Cosa farcene allora degli eminenti dottori della psiche che ci psicosiedono su morbidissime poltrone e ci chiedono e ci scrutano e ci fanno ricordare per poi, finalmente, dimenticare? Ed i beneamati farmaci che cancellano o meglio rimandano il dolore, dove dobbiamo metterceli?
E con che faccia guardare al nostro futuro? E in cotanto grigiume già corredato, dove collocare i fattori esterni: gli improvvisi lutti, gli incidenti di percorso, e’uaie?
3 commenti:
Cara BP, il tema è persino noioso: siamo artefici in qualche misura della nostra vita o siamo spettatori passivi? La seconda è nichilismo allo stato puro, quindi non è a mio avviso da prendere in considerazione.
I geni costruiscono la macchina ed il caso gli propone gli ostacoli; il conducente ha sempre una possibilità di scelta, foss'anche solo su quale muro andare a sfracellarsi.
L'esistenzialismo offre soluzioni interessanti, prova a leggere Camus sotto l'ombrellone.
Un abbraccio.
è una vitaccia cara Marzia!
Ugolino, tema noioso???
Io ti potrei scrivere un papiellone, su questo tema.

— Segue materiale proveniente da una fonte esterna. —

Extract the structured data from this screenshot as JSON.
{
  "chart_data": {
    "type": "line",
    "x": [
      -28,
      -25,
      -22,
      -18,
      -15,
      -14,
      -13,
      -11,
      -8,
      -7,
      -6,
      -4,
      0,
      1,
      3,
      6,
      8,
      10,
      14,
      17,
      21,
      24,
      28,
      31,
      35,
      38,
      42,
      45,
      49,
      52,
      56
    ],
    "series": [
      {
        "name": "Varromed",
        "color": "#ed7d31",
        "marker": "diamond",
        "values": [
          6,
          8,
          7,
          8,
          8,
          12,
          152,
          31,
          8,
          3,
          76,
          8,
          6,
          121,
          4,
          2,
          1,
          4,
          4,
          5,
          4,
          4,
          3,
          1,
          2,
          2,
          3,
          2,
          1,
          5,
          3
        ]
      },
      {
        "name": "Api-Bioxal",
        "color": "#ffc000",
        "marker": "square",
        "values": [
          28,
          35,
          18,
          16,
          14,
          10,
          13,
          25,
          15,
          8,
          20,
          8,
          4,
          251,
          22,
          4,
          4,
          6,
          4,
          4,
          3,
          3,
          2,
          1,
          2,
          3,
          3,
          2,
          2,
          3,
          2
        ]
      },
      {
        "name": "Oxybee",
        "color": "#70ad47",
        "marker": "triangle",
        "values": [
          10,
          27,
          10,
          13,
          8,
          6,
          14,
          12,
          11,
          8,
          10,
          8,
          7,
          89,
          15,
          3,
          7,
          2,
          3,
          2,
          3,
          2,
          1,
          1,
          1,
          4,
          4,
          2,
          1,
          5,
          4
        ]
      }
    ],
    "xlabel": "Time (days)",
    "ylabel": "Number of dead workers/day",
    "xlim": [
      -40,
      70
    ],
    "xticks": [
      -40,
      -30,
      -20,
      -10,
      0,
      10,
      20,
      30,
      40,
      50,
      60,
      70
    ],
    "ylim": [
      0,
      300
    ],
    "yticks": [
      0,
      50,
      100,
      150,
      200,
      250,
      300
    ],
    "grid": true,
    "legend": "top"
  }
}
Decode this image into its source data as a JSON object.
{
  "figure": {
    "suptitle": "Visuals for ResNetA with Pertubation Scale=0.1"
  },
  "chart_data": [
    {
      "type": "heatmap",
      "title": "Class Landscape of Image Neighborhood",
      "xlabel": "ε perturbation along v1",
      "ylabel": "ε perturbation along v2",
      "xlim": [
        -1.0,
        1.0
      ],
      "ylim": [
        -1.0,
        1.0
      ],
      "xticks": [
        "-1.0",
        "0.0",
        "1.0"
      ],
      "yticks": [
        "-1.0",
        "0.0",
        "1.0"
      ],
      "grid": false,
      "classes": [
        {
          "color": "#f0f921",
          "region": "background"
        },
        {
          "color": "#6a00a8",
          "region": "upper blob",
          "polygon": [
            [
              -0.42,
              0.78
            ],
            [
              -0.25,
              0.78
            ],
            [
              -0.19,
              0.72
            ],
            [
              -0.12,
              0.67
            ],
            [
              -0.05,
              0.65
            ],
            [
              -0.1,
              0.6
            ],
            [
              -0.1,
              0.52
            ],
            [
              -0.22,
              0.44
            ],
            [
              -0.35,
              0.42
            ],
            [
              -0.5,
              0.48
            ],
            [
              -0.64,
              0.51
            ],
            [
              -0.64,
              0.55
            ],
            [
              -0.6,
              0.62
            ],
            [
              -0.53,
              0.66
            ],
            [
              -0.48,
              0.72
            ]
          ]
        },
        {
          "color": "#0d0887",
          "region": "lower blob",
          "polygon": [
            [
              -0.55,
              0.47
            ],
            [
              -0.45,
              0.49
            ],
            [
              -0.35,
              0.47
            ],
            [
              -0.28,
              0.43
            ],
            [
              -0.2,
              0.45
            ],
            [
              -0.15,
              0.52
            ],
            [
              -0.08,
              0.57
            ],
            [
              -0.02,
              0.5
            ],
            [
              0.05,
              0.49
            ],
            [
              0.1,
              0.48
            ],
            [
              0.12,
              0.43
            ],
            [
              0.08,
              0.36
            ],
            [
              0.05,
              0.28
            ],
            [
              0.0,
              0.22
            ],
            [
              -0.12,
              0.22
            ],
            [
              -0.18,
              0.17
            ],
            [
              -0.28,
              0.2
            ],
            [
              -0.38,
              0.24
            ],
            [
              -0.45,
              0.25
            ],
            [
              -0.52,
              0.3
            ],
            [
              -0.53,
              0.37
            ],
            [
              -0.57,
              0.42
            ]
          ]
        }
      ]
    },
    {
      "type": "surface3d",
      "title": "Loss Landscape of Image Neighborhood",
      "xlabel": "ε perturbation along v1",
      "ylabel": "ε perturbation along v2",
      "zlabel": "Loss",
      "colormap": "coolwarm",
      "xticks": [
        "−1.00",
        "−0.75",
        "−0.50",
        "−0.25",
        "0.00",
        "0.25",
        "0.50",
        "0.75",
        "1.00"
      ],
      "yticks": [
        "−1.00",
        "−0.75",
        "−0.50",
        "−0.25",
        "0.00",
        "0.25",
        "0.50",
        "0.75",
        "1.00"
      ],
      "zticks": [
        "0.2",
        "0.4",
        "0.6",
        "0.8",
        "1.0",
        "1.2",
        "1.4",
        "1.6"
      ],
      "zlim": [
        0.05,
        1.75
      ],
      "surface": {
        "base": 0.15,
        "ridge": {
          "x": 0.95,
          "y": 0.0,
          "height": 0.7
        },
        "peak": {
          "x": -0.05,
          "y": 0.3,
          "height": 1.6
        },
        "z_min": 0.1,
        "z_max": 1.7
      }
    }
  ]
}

Perchè trovo sempre interessante la Klein, ma sono stata "in cura" da un cognitivista.
E ho semplicemente imparato a convivere con gli accidenti che, di certo, erano già nel mio corredaccio genetico.
Sai qual è il mio pensiero più assillante? E' che l'unno possa aver preso da me.
L'alternativa è la paranoia paterna.
ps. Ecco perche DEVE andare abroad, e abituarsi all'autosufficienza e all'autonomia. Non sarà La Soluzione, ma è importante.